– Takie spotkania bardzo bolą, ale musimy ze spokojem patrzeć na kolejne rywalizacje – powiedział na konferencji prasowej po przegranym 2:3 (2:0) meczu z Pogonią Szczecin szkoleniowiec Korony Kielce Marcin Brosz.
Złocisto-Krwiści po 22. kolejkach plasują się z dorobkiem dwudziestu czterech punktów w ligowej tabeli na odległym dwunastym miejscu. Na chwilę obecną do grupy mistrzowskiej, którą otwiera Lechia Gdańsk, tracą dwa „oczka”.

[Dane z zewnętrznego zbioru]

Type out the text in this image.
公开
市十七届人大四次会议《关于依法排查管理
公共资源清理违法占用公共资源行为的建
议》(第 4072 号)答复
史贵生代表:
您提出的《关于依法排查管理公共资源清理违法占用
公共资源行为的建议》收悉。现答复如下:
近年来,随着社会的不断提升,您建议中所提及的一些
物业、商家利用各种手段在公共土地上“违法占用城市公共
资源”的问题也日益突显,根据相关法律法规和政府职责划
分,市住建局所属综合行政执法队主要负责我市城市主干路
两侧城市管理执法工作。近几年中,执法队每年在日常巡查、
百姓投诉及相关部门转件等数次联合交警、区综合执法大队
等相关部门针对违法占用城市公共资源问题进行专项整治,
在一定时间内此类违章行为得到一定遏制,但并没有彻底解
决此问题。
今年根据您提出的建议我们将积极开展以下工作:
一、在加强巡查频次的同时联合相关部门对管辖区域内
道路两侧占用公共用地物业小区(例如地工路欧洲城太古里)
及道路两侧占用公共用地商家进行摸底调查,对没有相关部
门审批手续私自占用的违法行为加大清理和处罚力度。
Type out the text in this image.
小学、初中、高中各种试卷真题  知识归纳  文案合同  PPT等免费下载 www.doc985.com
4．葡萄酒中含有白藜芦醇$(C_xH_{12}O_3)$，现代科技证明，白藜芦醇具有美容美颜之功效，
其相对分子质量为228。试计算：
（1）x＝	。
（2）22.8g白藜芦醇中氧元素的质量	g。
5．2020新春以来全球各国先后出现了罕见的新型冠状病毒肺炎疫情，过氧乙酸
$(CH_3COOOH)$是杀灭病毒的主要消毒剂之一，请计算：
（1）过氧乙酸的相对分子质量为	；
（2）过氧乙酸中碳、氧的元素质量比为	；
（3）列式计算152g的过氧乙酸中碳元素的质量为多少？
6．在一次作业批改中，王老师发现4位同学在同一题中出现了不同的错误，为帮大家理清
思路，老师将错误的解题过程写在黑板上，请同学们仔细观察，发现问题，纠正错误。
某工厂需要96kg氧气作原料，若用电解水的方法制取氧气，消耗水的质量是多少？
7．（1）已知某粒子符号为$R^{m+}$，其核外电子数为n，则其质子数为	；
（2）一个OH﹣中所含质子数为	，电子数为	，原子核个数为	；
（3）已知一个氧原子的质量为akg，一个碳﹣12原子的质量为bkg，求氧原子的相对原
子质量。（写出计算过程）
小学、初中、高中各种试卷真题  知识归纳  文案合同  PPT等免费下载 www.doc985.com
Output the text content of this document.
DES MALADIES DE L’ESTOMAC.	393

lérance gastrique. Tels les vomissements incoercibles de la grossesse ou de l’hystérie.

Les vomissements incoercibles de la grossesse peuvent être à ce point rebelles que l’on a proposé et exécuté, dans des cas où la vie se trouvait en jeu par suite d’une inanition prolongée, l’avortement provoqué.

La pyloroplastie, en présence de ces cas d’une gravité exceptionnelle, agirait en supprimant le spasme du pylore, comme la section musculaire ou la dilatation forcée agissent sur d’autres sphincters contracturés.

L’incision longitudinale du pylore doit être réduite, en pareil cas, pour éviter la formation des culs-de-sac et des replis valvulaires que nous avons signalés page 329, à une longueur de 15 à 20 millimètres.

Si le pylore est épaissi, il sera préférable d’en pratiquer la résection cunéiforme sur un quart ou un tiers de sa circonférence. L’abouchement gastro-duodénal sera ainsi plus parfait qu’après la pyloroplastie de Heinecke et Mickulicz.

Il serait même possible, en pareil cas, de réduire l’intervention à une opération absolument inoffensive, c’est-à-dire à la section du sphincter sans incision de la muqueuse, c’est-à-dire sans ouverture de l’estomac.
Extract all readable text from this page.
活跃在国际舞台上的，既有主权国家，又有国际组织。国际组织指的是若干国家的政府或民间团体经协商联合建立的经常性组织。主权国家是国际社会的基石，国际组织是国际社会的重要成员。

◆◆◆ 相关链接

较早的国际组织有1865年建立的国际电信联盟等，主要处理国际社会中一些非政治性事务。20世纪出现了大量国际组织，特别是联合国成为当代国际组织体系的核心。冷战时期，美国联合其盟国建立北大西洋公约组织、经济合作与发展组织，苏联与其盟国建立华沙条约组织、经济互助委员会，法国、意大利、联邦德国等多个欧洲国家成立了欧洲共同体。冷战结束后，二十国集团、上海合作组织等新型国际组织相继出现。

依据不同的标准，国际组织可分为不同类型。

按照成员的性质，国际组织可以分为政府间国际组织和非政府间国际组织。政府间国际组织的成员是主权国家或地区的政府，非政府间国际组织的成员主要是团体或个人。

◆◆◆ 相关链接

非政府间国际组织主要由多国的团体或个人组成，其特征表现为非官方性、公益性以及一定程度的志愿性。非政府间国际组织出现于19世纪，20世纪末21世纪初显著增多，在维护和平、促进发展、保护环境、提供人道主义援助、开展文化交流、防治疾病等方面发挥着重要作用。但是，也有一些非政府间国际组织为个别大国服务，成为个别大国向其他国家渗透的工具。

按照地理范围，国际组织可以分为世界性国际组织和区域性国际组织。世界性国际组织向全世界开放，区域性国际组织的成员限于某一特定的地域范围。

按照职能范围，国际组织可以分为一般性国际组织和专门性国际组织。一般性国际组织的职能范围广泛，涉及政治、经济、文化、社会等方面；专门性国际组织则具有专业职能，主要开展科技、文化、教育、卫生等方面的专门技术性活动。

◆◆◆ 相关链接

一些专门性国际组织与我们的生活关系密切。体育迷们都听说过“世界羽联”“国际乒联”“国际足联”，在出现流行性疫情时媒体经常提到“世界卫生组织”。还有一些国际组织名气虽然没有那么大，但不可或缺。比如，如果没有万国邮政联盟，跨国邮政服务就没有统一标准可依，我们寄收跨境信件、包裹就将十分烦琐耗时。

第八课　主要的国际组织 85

– Zdawaliśmy sobie sprawę, że tylko trzecia bramka daje nam szanse na zwycięstwo, dlatego szukaliśmy swoich szans w kontrach. Wiedzieliśmy, że w pewnym momencie w Pogoni wejdzie Zwoliński i gospodarze się odkryją – stwierdził 42-latek, cytowany przez „korona-kielce.pl”.
– Szkoda, że nie udało nam się zdobyć punktów. Była na to duża szansa. Nie załamujemy się jednak. Przed nami jeszcze 8 kluczowych meczów. Takie spotkania jak dziś bardzo bolą, ale musimy ze spokojem patrzeć na kolejne rywalizacje – zaznaczył.